Algo zumbó. Oyó pasos y otras personas a su alrededor. Movieron su cama. Había otras voces, pero no podía oír lo que decían. Abrió la boca para respirar, pero apenas le llegaba oxígeno.

De repente, el temor se disipó y también el dolor. Se preguntó si Cullen le habría quitado la roca que había estado sintiendo sobre su pecho. Recordó lo bien que solía cuidar de ella. Lamentó que no hubiera sido también capaz de amarla como ella necesitaba ser querida.

Se sintió de repente como si flotara, como si fuera un globo lleno de helio. Subía hacia arriba, hacia las nubes blancas. Pero no quería irse todavía, no hasta que…

–Cullen… –murmuró.

–Estoy aquí, Sarah –le dijo al oído–. No me voy a ninguna parte, te lo prometo.

«Me lo promete», se dijo.

También se habían prometido amarse y respetarse hasta que la muerte los separara, pero Cullen la había dejado poco a poco, dedicándose por completo a un trabajo que lo consumía.
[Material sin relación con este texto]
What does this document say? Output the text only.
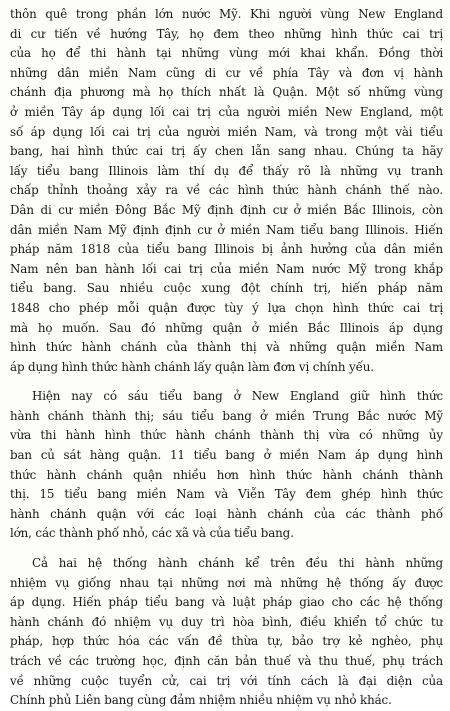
thôn quê trong phần lớn nước Mỹ. Khi người vùng New England
di cư tiến về hướng Tây, họ đem theo những hình thức cai trị
của họ để thi hành tại những vùng mới khai khẩn. Đồng thời
những dân miền Nam cũng di cư về phía Tây và đơn vị hành
chánh địa phương mà họ thích nhất là Quận. Một số những vùng
ở miền Tây áp dụng lối cai trị của người miền New England, một
số áp dụng lối cai trị của người miền Nam, và trong một vài tiểu
bang, hai hình thức cai trị ấy chen lẫn sang nhau. Chúng ta hãy
lấy tiểu bang Illinois làm thí dụ để thấy rõ là những vụ tranh
chấp thỉnh thoảng xảy ra về các hình thức hành chánh thế nào.
Dân di cư miền Đông Bắc Mỹ định định cư ở miền Bắc Illinois, còn
dân miền Nam Mỹ định định cư ở miền Nam tiểu bang Illinois. Hiến
pháp năm 1818 của tiểu bang Illinois bị ảnh hưởng của dân miền
Nam nên ban hành lối cai trị của miền Nam nước Mỹ trong khắp
tiểu bang. Sau nhiều cuộc xung đột chính trị, hiến pháp năm
1848 cho phép mỗi quận được tùy ý lựa chọn hình thức cai trị
mà họ muốn. Sau đó những quận ở miền Bắc Illinois áp dụng
hình thức hành chánh của thành thị và những quận miền Nam
áp dụng hình thức hành chánh lấy quận làm đơn vị chính yếu.
Hiện nay có sáu tiểu bang ở New England giữ hình thức
hành chánh thành thị; sáu tiểu bang ở miền Trung Bắc nước Mỹ
vừa thi hành hình thức hành chánh thành thị vừa có những ủy
ban củ sát hàng quận. 11 tiểu bang ở miền Nam áp dụng hình
thức hành chánh quận nhiều hơn hình thức hành chánh thành
thị. 15 tiểu bang miền Nam và Viễn Tây đem ghép hình thức
hành chánh quận với các loại hành chánh của các thành phố
lớn, các thành phố nhỏ, các xã và của tiểu bang.
Cả hai hệ thống hành chánh kể trên đều thi hành những
nhiệm vụ giống nhau tại những nơi mà những hệ thống ấy được
áp dụng. Hiến pháp tiểu bang và luật pháp giao cho các hệ thống
hành chánh đó nhiệm vụ duy trì hòa bình, điều khiển tổ chức tư
pháp, hợp thức hóa các vấn đề thừa tự, bảo trợ kẻ nghèo, phụ
trách về các trường học, định căn bản thuế và thu thuế, phụ trách
về những cuộc tuyển cử, cai trị với tính cách là đại diện của
Chính phủ Liên bang cùng đảm nhiệm nhiều nhiệm vụ nhỏ khác.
Le había parecido un hombre muy estable que la apoyaba en todo, pero había resultado ser un marido cerrado que no expresaba nunca sus sentimientos. Aun así, habían compartido momentos maravillosos. Habían vivido en Seattle un año lleno de excursiones, risas y amor. Pero al final, nada de eso había importado. Ella había mencionado la posibilidad de divorciarse como una excusa para que hablaran de su matrimonio. Pero Cullen se había limitado a decirle que le parecía buena idea y que se arrepentía de haberse casado de manera apresurada con ella. No había querido luchar por su relación y había sido el primero en abandonar el barco.

Por eso no podía creer Cullen le acabara de prometer que iba a quedarse a su lado. Sabía que al final se iría de nuevo, dejándola sola con los recuerdos y una alianza de oro.

Y saber que iba a ocurrir le producía un dolor mucho más profundo y desgarrador que cualquier dolor físico que pudiera sentir en su cuerpo.

Una parte de ella deseaba que Cullen permaneciera a su lado. Había soñado con que su boda hubiera sido algo más que unas palabras que intercambiaron frente a un tipo vestido como Elvis Presley. Una parte de ella deseaba que hubiera habido amor verdadero entre ellos. Pero se había dado cuenta de que era mejor no soñar con imposibles. Nada duraba y nadie se quedaba a su lado, aunque prometieran hacerlo.